Future Treasures: Eden by Tim Lebbon
The ivy-cover copy of Tim Lebbon’s Eden,
mailed to me by a creative publicist at Titan Books
Getting review copies never gets old. I get far too many to write about these days, and they pile up on my library floor. When it comes time to crank out a Future Treasures post about an upcoming title, I take the time to select what looks most interesting, or the one I think you lot would most like to hear about.
Unless I’m in a hurry, in which case I grab whatever catches my eye. Then you’re at the mercy of whatever publicist or cover designer is most clever this week, and able to cut through all the clutter and grab my attention.

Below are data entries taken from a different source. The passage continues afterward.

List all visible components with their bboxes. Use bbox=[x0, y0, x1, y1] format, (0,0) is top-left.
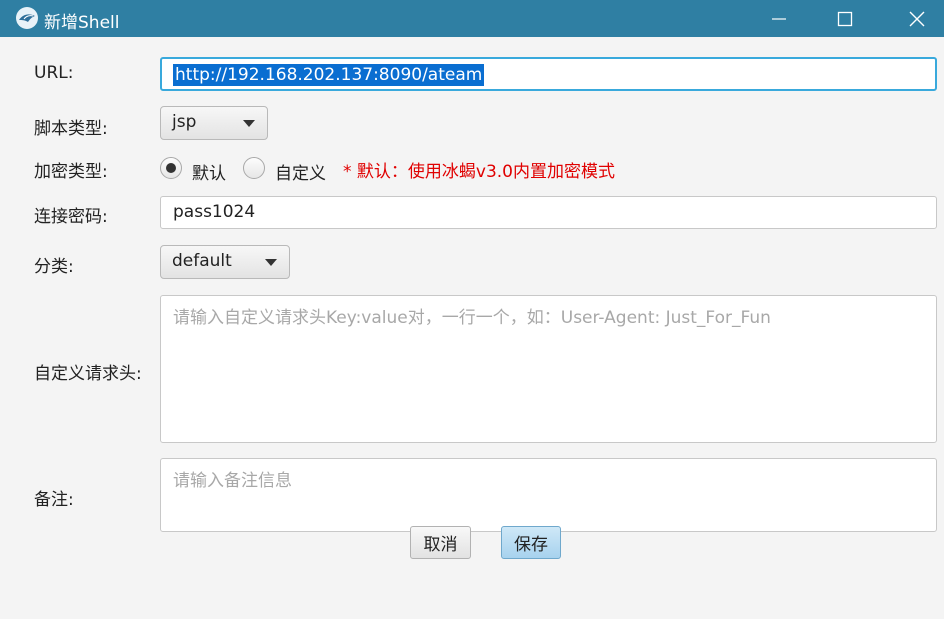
category-value: default bbox=[172, 251, 232, 271]
remark-textarea[interactable]: 请输入备注信息 bbox=[160, 458, 937, 532]
cancel-button[interactable]: 取消 bbox=[410, 526, 471, 559]
radio-default-label[interactable]: 默认 bbox=[192, 159, 226, 184]
password-input[interactable]: pass1024 bbox=[160, 196, 937, 229]
script-type-select[interactable]: jsp bbox=[160, 106, 268, 140]
close-button[interactable] bbox=[894, 0, 940, 37]
url-input[interactable]: http://192.168.202.137:8090/ateam bbox=[160, 57, 937, 91]
password-value: pass1024 bbox=[173, 202, 256, 222]
minimize-icon bbox=[772, 17, 786, 20]
category-label: 分类: bbox=[34, 257, 74, 277]
script-type-value: jsp bbox=[172, 112, 197, 132]
window-title: 新增Shell bbox=[44, 13, 120, 33]
minimize-button[interactable] bbox=[756, 0, 802, 37]
category-select[interactable]: default bbox=[160, 245, 290, 279]
chevron-down-icon bbox=[265, 259, 277, 266]
radio-default[interactable] bbox=[160, 157, 182, 179]
maximize-icon bbox=[837, 11, 853, 26]
url-label: URL: bbox=[34, 63, 74, 83]
title-bar: 新增Shell bbox=[0, 0, 944, 37]
remark-placeholder: 请输入备注信息 bbox=[173, 471, 292, 491]
encryption-note: * 默认：使用冰蝎v3.0内置加密模式 bbox=[343, 162, 615, 182]
encryption-type-label: 加密类型: bbox=[34, 162, 108, 182]
maximize-button[interactable] bbox=[822, 0, 868, 37]
dialog-content: URL: http://192.168.202.137:8090/ateam 脚… bbox=[0, 37, 944, 619]
script-type-label: 脚本类型: bbox=[34, 119, 108, 139]
remark-label: 备注: bbox=[34, 490, 74, 510]
app-logo-icon bbox=[16, 7, 38, 29]
chevron-down-icon bbox=[243, 120, 255, 127]
password-label: 连接密码: bbox=[34, 207, 108, 227]
close-icon bbox=[909, 11, 925, 26]
url-value: http://192.168.202.137:8090/ateam bbox=[173, 64, 485, 86]
save-button[interactable]: 保存 bbox=[501, 526, 561, 559]
custom-headers-placeholder: 请输入自定义请求头Key:value对，一行一个，如：User-Agent: J… bbox=[173, 308, 771, 328]
radio-custom[interactable] bbox=[243, 157, 265, 179]
custom-headers-textarea[interactable]: 请输入自定义请求头Key:value对，一行一个，如：User-Agent: J… bbox=[160, 295, 937, 443]
custom-headers-label: 自定义请求头: bbox=[34, 364, 142, 384]
radio-custom-label[interactable]: 自定义 bbox=[275, 159, 326, 184]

Today there are more than three dozen review copies and advance proofs piled up in front of my big green chair, but I’m not writing about any of them. Today you’re hearing about Tim Lebbon’s new eco-thriller Eden. Not because Kirkus Reviews calls it “Jurassic Park meets catastrophic climate change in this creepy, cinema-ready story,” or because Publishers Weekly says it’s “wondrous and deeply unsettling.” No, I’m telling you about Eden because a very clever publicist took the time to wrap a copy in plastic ivy before mailing it to me, and it’s that little bit of extra effort that gets attention. (Plus, what the hell are you going to do with an ivy-wrapped book? You can’t just stick it in the pile; the ivy will get crushed.)
It reminds me of the time the Tor publicity team sent me K Arsenault Rivera’s The Tiger’s Daughter with a seed packet that doubled as a bookmark (complete with planting instructions). You better believe I wrote about that one.
Anyway, on to Eden, which actually looks pretty interesting once you clear all the foliage away. Here’s that Kirkus review I mentioned.
Nature personified seeks revenge for climate degradation in this dystopian thriller by Lebbon (The Silence, 2015, etc.).
Jenn, her father, Dylan, and her boyfriend, Aaron, team up with sportsman Cove, Selina, a scientist, Lucy, a Ph.D. student, and Gee, a former Canadian policeman who became an electrician after he lost his husband and hand in a car accident. The team’s goal is to become the first to run across Eden, the oldest and wildest of the Earth’s 13 Virgin Zones, which were fenced off and allowed to return to a state of unpeopled nature after the planet’s rivers were polluted and its rainforests devastated… The illegal adventure race across the 300-mile stretch of forests, valleys, cliffs, ravines, rivers, and mountains quickly sours as Jenn is injured, the forest seems to be watching them, and Kat’s team members turn up dead and amalgamated into the natural environment… Jurassic Park meets catastrophic climate change in this creepy, cinema-ready story.
Read the complete review here.
Eden will be published by Titan Books on April 7, 2020. It is 384 pages, priced at $14.95 in trade paperback and $8.99 in digital formats.